Administrativement, cette gratification n’est pas soumise aux cotisations sociales d’assurance chômage tant qu’elle respecte le seuil légal. Elle ne réduit donc pas le montant de votre ARE. Vous cumulez ainsi l’intégralité de vos allocations et votre gratification, ce qui constitue un levier financier pour votre transition.
Le seuil de franchise et le cumul intégral
Tant que la gratification ne dépasse pas le montant minimal légal, elle est totalement cumulable avec le chômage. Elle n’est pas déclarable comme un revenu d’activité lors de votre actualisation mensuelle.
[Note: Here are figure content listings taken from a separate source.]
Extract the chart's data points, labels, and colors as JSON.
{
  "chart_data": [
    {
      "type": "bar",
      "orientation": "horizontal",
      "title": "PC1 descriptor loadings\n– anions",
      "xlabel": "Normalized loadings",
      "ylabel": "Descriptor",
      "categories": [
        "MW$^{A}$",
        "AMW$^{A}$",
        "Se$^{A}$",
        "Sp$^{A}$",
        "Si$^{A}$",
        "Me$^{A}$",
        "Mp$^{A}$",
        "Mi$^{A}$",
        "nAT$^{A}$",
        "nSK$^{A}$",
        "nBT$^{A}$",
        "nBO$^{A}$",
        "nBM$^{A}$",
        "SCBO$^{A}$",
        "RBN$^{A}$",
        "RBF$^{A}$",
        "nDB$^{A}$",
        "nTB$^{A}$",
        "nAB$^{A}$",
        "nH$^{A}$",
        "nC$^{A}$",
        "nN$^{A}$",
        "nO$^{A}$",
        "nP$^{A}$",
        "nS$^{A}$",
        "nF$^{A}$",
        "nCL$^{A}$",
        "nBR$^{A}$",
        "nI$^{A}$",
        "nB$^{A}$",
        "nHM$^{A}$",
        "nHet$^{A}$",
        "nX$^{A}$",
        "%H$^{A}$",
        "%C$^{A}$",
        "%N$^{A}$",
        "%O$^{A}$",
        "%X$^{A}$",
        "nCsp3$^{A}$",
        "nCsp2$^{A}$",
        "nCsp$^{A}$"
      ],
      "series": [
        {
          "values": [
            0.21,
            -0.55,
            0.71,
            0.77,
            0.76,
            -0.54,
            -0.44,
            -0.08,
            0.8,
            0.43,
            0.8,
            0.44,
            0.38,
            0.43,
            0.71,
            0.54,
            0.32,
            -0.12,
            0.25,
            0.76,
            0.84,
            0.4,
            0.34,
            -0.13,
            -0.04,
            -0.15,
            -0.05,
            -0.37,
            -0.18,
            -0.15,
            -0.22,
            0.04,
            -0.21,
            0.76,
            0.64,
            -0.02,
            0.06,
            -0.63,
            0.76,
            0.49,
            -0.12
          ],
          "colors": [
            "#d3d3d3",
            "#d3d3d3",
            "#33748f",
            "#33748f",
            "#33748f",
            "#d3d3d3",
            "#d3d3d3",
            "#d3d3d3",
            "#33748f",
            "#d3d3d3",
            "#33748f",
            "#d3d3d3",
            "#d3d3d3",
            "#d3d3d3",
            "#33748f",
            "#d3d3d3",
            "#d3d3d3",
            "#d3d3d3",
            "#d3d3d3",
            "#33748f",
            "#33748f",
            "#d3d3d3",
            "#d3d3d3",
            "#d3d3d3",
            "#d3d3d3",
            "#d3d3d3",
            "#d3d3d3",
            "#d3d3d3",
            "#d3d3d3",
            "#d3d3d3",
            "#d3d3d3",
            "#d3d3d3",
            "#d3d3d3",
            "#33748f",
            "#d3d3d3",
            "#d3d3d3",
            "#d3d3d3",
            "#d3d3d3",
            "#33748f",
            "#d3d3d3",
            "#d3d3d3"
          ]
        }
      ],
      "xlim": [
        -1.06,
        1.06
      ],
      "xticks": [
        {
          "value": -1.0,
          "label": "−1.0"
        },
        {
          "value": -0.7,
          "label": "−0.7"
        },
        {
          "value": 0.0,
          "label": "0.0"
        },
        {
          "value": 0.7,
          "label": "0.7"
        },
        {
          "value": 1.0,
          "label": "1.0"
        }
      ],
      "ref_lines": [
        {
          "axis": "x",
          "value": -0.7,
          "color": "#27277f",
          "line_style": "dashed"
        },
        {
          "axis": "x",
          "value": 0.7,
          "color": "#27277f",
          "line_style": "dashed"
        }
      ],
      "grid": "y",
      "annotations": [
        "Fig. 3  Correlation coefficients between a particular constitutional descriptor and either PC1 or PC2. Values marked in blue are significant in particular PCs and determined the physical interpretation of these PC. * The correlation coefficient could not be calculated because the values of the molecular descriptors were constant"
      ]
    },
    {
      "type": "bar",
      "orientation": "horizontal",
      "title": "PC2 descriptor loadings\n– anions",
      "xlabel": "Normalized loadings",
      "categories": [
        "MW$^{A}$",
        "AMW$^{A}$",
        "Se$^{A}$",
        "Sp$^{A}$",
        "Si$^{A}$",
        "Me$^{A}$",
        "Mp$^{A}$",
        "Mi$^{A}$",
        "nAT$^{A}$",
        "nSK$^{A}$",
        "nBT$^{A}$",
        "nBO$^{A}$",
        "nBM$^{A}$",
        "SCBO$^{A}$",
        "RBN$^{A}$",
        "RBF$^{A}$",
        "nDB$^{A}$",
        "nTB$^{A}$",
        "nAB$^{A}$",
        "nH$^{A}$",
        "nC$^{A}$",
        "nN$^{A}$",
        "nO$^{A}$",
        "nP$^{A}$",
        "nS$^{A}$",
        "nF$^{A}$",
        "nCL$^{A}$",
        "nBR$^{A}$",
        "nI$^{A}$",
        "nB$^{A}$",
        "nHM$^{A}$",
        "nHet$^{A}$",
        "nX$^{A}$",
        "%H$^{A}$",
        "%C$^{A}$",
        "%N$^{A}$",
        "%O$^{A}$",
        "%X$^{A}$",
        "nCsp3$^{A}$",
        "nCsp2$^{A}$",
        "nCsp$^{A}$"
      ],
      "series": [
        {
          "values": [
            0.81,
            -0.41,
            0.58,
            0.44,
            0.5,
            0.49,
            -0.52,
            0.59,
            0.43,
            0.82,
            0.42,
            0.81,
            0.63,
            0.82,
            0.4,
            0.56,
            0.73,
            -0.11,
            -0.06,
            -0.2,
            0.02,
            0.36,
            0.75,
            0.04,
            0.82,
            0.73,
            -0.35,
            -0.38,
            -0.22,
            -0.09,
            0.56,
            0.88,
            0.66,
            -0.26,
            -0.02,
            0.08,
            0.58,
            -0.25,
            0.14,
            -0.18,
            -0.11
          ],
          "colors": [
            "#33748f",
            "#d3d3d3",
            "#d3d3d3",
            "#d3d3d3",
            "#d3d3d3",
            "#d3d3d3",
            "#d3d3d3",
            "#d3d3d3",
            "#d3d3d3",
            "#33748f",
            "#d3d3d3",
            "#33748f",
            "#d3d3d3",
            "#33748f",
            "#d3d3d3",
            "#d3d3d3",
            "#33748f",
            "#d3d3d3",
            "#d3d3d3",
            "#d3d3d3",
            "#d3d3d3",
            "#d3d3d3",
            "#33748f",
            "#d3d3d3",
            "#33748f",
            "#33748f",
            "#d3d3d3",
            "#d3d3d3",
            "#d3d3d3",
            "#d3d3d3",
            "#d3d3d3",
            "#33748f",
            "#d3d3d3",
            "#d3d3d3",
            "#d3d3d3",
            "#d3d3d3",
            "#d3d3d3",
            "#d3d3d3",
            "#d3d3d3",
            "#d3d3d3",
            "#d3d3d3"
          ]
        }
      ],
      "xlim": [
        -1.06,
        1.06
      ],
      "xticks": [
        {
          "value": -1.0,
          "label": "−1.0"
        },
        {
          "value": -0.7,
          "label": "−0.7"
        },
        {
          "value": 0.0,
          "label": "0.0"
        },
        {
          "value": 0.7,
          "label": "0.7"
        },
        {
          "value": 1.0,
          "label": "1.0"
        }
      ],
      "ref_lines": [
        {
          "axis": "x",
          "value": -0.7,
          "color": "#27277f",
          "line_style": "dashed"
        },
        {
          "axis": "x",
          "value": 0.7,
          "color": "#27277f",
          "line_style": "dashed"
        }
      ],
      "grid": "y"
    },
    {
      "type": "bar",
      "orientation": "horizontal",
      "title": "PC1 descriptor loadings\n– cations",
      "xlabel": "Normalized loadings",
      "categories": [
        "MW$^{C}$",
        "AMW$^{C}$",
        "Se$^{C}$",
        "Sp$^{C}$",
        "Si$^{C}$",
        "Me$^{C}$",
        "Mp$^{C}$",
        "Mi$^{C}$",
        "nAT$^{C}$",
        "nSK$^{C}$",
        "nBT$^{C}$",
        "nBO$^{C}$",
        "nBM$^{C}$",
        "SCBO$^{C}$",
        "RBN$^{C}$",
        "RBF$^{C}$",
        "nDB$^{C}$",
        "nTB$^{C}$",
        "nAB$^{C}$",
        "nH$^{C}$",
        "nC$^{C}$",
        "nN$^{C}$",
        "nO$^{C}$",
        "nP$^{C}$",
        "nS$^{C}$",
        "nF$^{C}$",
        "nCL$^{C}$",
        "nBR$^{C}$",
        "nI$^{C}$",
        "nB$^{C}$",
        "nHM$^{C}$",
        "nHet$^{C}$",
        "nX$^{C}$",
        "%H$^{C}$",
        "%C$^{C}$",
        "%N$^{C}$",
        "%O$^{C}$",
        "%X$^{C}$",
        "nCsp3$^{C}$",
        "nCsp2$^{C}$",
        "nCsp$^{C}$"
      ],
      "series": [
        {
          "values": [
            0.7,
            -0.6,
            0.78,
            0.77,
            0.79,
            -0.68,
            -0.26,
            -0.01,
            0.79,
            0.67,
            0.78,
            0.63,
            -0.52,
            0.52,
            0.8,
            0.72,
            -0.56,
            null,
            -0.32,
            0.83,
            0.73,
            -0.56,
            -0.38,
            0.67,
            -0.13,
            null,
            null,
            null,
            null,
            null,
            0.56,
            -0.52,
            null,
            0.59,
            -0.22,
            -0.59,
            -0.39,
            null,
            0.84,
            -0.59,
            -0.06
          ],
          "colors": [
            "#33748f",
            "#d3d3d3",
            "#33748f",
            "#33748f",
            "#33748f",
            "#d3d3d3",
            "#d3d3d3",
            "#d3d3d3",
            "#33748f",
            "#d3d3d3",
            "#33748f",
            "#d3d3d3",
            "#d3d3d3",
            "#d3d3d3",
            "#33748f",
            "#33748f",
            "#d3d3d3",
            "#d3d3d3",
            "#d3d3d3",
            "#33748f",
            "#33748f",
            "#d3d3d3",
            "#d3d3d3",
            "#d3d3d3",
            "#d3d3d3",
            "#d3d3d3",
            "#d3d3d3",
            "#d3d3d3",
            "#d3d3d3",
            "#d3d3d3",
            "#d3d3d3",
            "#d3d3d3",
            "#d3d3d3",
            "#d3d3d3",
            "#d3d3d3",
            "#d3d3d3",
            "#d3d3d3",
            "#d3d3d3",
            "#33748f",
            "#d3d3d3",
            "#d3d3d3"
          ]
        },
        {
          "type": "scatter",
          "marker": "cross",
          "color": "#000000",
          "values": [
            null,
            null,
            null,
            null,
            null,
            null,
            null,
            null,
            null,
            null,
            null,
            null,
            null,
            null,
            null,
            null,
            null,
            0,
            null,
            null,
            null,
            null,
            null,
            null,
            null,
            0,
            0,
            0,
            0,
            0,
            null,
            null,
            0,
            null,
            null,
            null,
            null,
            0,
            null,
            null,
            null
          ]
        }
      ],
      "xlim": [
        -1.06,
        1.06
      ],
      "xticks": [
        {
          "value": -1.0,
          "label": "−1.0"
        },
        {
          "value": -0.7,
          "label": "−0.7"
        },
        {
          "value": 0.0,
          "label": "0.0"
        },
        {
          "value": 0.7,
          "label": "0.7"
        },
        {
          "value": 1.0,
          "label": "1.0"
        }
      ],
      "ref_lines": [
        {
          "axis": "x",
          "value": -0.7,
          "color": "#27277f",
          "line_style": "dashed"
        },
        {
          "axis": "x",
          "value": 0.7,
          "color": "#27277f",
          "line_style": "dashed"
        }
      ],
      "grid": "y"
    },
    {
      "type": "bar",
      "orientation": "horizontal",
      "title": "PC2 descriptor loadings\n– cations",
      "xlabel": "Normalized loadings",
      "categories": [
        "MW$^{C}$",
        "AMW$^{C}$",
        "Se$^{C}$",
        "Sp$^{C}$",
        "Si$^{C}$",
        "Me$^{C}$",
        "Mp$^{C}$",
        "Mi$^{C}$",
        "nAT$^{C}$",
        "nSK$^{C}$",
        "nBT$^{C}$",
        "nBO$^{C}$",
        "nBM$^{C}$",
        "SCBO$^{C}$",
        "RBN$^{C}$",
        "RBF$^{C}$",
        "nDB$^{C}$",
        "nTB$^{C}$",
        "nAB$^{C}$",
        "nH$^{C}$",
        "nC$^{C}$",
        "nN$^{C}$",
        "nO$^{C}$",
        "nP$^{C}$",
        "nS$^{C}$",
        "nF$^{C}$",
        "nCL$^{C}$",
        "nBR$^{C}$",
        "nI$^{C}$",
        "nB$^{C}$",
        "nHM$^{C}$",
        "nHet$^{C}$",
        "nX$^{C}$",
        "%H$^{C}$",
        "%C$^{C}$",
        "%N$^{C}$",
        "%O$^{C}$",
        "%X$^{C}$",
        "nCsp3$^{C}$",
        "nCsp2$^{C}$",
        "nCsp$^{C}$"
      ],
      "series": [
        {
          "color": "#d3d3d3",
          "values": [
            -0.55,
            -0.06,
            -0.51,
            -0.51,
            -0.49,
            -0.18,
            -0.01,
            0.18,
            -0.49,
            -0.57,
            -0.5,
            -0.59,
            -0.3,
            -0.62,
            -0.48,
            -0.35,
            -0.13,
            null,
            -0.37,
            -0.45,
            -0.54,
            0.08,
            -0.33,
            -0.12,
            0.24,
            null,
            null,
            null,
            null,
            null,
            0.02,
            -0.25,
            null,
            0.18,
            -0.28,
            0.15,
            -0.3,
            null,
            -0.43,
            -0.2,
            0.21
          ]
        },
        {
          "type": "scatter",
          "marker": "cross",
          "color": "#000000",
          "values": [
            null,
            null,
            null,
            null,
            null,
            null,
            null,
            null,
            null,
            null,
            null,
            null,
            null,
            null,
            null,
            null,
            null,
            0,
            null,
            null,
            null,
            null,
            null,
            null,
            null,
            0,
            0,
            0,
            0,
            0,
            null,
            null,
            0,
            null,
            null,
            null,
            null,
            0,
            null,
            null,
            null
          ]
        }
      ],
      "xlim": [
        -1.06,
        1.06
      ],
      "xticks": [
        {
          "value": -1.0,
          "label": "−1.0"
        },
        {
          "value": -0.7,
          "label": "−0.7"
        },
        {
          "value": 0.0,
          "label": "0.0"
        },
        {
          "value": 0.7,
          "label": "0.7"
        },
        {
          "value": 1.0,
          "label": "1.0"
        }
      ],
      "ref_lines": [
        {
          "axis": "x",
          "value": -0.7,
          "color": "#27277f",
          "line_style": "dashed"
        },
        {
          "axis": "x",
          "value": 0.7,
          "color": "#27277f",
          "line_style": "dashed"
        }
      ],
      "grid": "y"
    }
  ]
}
C’est un avantage majeur par rapport à une reprise d’emploi en CDD ou intérim, où le salaire perçu réduit mécaniquement le montant des allocations.
Tableau récapitulatif des revenus selon le statut
| Type d’activité | Nature du revenu | Impact sur l’ARE | Ouverture de nouveaux droits |
|---|---|---|---|
| Stage conventionné | Gratification | Aucun (si seuil légal respecté) | Non |
| Apprentissage / Alternance | Salaire | Réduction ou suspension | Oui |
| CDD partiel | Salaire | Réduction proportionnelle | Oui |
Les démarches obligatoires pour rester en règle
L’erreur fréquente est d’entrer en stage sans prévenir son conseiller. Cette omission peut entraîner des indus ou une radiation temporaire de la liste des demandeurs d’emploi.
Déclarer son entrée en formation
Dès que vous connaissez vos dates de stage, signalez-le à France Travail via votre espace personnel ou lors d’un rendez-vous. Fournissez une copie de votre convention de stage. Ce document est la preuve juridique de votre statut : il précise les dates, la durée hebdomadaire et le montant de la gratification.
L’actualisation mensuelle : le moment critique
Lors de votre actualisation, répondez « Oui » à la question « Êtes-vous en formation ? ». Si votre stage est validé par votre conseiller et que vous percevez uniquement la gratification légale, ne déclarez pas d’heures travaillées ni de salaire dans les cases dédiées aux activités professionnelles. En cas de doute, contactez votre conseiller pour éviter une erreur de saisie qui bloquerait votre paiement.
Stage et chômage : les pièges à éviter et cas particuliers
Si le cumul est avantageux, certaines situations spécifiques peuvent complexifier votre dossier. Il est essentiel d’anticiper ces scénarios pour éviter une interruption de ressources.
Le stage non rémunéré ou de courte durée
Pour les stages de moins de deux mois, l’entreprise n’a pas l’obligation de verser une gratification. Dans ce cas, votre ARE est maintenue à 100 %. Ces périodes, souvent utilisées pour des stages d’observation, ne modifient pas le calcul de vos droits, mais doivent être signalées si elles vous empêchent de vous rendre à une convocation officielle.
L’alternance et l’apprentissage : un régime différent
Ne confondez pas le stage avec l’alternance. Les contrats d’apprentissage ou de professionnalisation sont des contrats de travail. Le salaire perçu est soumis à cotisations et impacte vos allocations. Contrairement au stagiaire, l’alternant cotise pour de nouveaux droits au chômage, ce qui n’est jamais le cas avec une gratification de stage.
La fin de stage et la reprise des droits
À l’issue de votre stage, informez France Travail de la fin de votre période de formation. Si vous étiez sous le régime de l’ARE-F, vos droits rebasculent automatiquement en ARE classique. Transmettez une attestation de fin de stage. Le temps passé en stage ne prolonge pas la durée de vos droits : la date de fin de votre indemnisation reste inchangée, sauf si le stage a permis de suspendre vos allocations.
Pour sécuriser votre situation, vérifiez que votre convention est signée par les trois parties avant le premier jour. Conservez vos justificatifs de transport ou de restauration, car certains frais peuvent être pris en charge par France Travail selon votre situation. Enfin, anticipez l’actualisation : une erreur sur le statut « en formation » est la cause principale des retards de paiement.
Le stage est un levier de retour à l’emploi qui, bien géré administrativement, permet de sécuriser ses revenus tout en préparant l’avenir. La clé réside dans la transparence vis-à-vis de votre conseiller et la distinction nette entre une gratification et un salaire.